How To Get Into Fighting Games in 5 Easy Steps

So, you’re thinking about getting into fighting games. Maybe you watched some high level tourney play, maybe you have a friend that’s always hyping up the genre, or maybe you’ve just been interested but too intimidated to give it a shot. No matter the reason, I’m here to give you the 411 on beginning your fighting game journey. In this guide, I will break down the steps to get a leg up on other newbies to the genre, in 5 easy steps. Without further a due, let’s jump into it.

Step 1: Choose a Game

Now, the first thing you should do is figure out which game series you want to dive into. There’s a plethora of games and series to choose from. Each fighting game has its own quirks, mechanics, input styles, and systems, and figuring out which one you wanna start with is important. For beginners, my two main recommendations would be the Tekken series or Mortal Kombat, with an honorable mention to Street Fighter 6 and it’s Modern controls, which simplify a lot of inputs. All three of these games have very different styles of fighting, but all three are viable options for starters. It all comes down to personal preference, mainly whichever looks coolest in either aesthetic or controls, or both.

Step 2: Choose a Character

A lot of people would tell you to just choose a character you think looks coolWhile that can be a good jumping off point, you may find that awesome looking character to be too difficult to play. Don’t be intimidated though, because that doesn’t mean you’ll never be able to play them. Take a second, step back, and just practice. Get used to the way the game plays, and learn what kind of player you are. Are you more defensive or offensive? Or do you like to rush down your opponent and keep the pressure up? Or would you rather hurt them from a distance with zoning? Figuring out which is best for you is an important step in this process. There’s many ways to do this, but one of the most important ways to do so is through training mode.

Step 3: Start Training

There’s one habit that I feel can benefit all players, new and old, and that’s to use that training mode. For your first time in, get a feel for your character’s buttons and what each basic move does. Quick sidenote: most games offer tutorials in training to teach you the game’s specific mechanics if you prefer to learn through that method first.

Mentally take notes on your character’s reach, speed, and damage. Knowing these simple things about your chosen character can do a whole lot for you. And that is not just beginner’s advice, because you’ll want to get into the habit of this. After you’ve got a feel for a character, try seeing which moves can be done right after one another, and then start practicing some of the simpler special moves inputs from the moves list. Training mode is your friend and a very useful mode. Use it to learn a new character or refresh your memory before a fight. After that it’s time to hit the arcade mode.

Step 4: Arcade Mode

Most fighting games offer an arcade mode. This mode lets you fight a series of AI opponents that increase in difficulty as you progress, but don’t fret, you normally get to pick the base difficulty so you start off at your preferred level. Use this to learn how the other characters function and get your momentum going. You’ll hear a lot of talk about frame data, but at this stage, it’s not the primary thing you should be worried about. You’ll probably find that after facing any given character enough times, you’ll have a slightly stronger grasp on that concept just from trial and error. The details come later.

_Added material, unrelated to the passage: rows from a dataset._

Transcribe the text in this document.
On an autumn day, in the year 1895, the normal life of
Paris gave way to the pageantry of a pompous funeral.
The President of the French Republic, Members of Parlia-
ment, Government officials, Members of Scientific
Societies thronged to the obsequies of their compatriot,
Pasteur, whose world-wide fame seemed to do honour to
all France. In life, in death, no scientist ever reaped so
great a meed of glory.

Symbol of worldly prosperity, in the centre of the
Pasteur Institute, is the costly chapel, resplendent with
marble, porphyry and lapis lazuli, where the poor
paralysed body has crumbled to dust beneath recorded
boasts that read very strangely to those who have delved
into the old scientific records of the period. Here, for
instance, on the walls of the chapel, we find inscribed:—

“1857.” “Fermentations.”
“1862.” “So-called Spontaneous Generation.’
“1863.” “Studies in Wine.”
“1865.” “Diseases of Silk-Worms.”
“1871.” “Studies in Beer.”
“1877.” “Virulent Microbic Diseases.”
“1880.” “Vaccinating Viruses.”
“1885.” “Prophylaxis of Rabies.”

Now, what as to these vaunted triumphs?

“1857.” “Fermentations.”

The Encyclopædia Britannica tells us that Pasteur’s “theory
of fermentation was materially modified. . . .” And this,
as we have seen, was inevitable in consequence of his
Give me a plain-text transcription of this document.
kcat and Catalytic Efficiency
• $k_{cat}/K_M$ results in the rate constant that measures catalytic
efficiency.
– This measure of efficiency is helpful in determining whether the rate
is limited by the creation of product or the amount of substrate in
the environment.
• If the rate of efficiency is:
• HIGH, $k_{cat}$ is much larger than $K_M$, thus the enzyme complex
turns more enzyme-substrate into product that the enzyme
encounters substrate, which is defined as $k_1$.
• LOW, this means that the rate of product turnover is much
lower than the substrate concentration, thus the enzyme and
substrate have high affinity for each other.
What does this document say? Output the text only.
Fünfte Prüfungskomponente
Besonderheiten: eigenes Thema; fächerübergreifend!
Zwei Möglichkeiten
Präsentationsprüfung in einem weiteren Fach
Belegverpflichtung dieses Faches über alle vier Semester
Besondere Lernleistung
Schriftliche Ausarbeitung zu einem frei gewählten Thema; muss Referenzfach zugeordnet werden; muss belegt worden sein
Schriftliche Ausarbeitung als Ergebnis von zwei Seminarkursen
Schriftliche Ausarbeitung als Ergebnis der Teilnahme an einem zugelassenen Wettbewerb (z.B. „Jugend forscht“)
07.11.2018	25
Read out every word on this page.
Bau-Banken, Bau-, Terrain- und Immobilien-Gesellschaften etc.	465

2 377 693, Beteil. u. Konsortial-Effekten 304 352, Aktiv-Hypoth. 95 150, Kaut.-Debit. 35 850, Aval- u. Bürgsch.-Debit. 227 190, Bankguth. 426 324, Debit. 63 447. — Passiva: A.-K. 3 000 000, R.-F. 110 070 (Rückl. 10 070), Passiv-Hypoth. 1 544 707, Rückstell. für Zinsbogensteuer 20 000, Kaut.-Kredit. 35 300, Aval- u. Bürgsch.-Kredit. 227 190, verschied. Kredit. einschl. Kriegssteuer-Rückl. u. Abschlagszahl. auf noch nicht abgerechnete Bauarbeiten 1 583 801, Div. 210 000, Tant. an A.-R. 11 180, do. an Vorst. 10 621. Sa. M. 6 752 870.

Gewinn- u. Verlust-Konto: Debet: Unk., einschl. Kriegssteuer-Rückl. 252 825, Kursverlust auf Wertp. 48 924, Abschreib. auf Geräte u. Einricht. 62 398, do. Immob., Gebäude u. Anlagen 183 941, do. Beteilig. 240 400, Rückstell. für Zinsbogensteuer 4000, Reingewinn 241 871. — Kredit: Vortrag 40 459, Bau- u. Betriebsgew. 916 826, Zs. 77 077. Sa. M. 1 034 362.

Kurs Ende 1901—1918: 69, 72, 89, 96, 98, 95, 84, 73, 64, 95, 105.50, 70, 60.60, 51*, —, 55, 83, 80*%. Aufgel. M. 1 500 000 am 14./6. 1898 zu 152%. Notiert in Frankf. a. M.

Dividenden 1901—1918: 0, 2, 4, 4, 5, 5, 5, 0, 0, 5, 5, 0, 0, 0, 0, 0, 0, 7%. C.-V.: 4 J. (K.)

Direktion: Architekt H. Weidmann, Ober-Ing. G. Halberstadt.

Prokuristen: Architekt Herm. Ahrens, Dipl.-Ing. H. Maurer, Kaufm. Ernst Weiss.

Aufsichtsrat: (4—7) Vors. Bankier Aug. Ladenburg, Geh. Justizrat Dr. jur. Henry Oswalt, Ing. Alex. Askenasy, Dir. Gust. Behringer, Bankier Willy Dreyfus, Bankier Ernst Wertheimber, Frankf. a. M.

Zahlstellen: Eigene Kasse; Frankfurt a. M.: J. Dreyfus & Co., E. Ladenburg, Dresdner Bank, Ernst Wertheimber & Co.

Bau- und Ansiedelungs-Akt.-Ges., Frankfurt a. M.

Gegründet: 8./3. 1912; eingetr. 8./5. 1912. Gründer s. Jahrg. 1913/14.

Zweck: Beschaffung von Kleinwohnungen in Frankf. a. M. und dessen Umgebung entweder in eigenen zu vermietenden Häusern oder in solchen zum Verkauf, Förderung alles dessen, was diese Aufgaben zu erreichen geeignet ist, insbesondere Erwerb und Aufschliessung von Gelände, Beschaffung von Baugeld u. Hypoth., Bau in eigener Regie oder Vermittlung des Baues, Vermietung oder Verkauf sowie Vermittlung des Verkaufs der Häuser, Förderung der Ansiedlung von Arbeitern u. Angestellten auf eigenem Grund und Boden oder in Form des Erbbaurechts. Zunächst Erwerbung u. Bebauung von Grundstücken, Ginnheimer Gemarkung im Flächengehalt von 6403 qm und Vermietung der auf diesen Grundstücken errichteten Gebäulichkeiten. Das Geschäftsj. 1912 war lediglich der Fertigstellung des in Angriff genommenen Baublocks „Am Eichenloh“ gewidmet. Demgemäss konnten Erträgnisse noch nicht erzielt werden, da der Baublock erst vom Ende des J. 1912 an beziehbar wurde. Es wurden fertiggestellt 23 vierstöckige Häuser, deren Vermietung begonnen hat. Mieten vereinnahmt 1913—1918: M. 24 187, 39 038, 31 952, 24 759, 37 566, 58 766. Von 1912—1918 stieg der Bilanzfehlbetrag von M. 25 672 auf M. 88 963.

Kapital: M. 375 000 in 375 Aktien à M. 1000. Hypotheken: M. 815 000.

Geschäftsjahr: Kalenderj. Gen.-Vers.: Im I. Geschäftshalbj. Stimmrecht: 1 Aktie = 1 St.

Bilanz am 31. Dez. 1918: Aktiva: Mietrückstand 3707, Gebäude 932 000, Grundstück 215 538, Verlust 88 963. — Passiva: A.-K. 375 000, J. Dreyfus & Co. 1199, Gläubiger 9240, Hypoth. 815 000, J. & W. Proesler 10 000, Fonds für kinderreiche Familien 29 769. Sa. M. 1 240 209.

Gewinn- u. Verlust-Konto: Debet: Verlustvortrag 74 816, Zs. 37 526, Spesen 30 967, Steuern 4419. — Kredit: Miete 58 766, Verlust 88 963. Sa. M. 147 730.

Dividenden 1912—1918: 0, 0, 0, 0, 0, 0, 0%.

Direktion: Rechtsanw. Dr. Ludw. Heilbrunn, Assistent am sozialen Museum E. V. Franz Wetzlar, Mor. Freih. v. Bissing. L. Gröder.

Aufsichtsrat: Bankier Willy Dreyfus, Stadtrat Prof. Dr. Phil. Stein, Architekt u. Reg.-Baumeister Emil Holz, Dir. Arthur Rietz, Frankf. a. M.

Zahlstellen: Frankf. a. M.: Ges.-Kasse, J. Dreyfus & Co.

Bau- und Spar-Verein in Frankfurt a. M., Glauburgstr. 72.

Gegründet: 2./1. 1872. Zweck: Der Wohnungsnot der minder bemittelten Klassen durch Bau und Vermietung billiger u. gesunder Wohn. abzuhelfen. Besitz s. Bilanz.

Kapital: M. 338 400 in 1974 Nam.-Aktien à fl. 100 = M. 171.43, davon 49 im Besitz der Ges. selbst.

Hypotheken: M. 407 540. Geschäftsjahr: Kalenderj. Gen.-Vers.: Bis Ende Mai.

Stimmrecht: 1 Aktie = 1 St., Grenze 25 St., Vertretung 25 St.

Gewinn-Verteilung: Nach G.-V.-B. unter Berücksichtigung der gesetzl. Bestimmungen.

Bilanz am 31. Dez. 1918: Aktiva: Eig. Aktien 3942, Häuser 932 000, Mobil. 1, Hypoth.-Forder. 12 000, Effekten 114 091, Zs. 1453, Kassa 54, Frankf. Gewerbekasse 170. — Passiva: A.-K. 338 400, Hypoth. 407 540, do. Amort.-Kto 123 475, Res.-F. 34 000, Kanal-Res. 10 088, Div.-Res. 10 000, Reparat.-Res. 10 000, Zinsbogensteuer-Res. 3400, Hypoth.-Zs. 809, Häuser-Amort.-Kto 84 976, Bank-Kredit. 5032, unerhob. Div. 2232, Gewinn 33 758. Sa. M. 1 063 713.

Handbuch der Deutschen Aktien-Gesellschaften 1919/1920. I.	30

Arcade Modes have been a staple in fighting games since the first ports were made.

While you can use training mode with an AI opponent to do a similar thing, arcade mode will let you feel the game out in more broad strokes. But to each their own, this isn’t a race, remember go at the pace you feel comfortable. After you’ve done this and maybe had a helping or three of the other single player modes, it’s time to start your journey on the more competitive side.

Step 5: Face Human Opponents

There’s three common ways to go about this: ranked or casual online, and local. If you’re lucky enough to have a fighting game fan in your life that isn’t a jerk, I recommend starting with local play. They can help by giving you pointers on how you can make slight changes to improve and reinforce your good habits. Plus it’s a good experience to build morale with your friends. For those going solo, the online functions are more than enough.

The rush of a close call win against a human opponent is on another level of satisfaction.

In my personal opinion, ranked is the better of the two online options. This is mainly because the casual matches can put you up against some exponentially stronger people. Most ranked modes track different statistics to try to place you with players of a similar skill level. It offers the most reward, as climbing the ranks is an amazing feeling, and helps you see just how far you’ve come. Either way, playing against other people is quintessential. After all, they say experience is the best teacher.

So, there you have it. I hope that with this guide I was able to ease any doubts you may have had at the prospect of trying this everlasting, rewarding genre of games. The last point I want to leave you with is that this isn’t a linear journey. I’ve been playing for over two thirds of my life and I still find myself repeating some of these steps for various reasons. Embrace the process, don’t give up, and you’ll go far!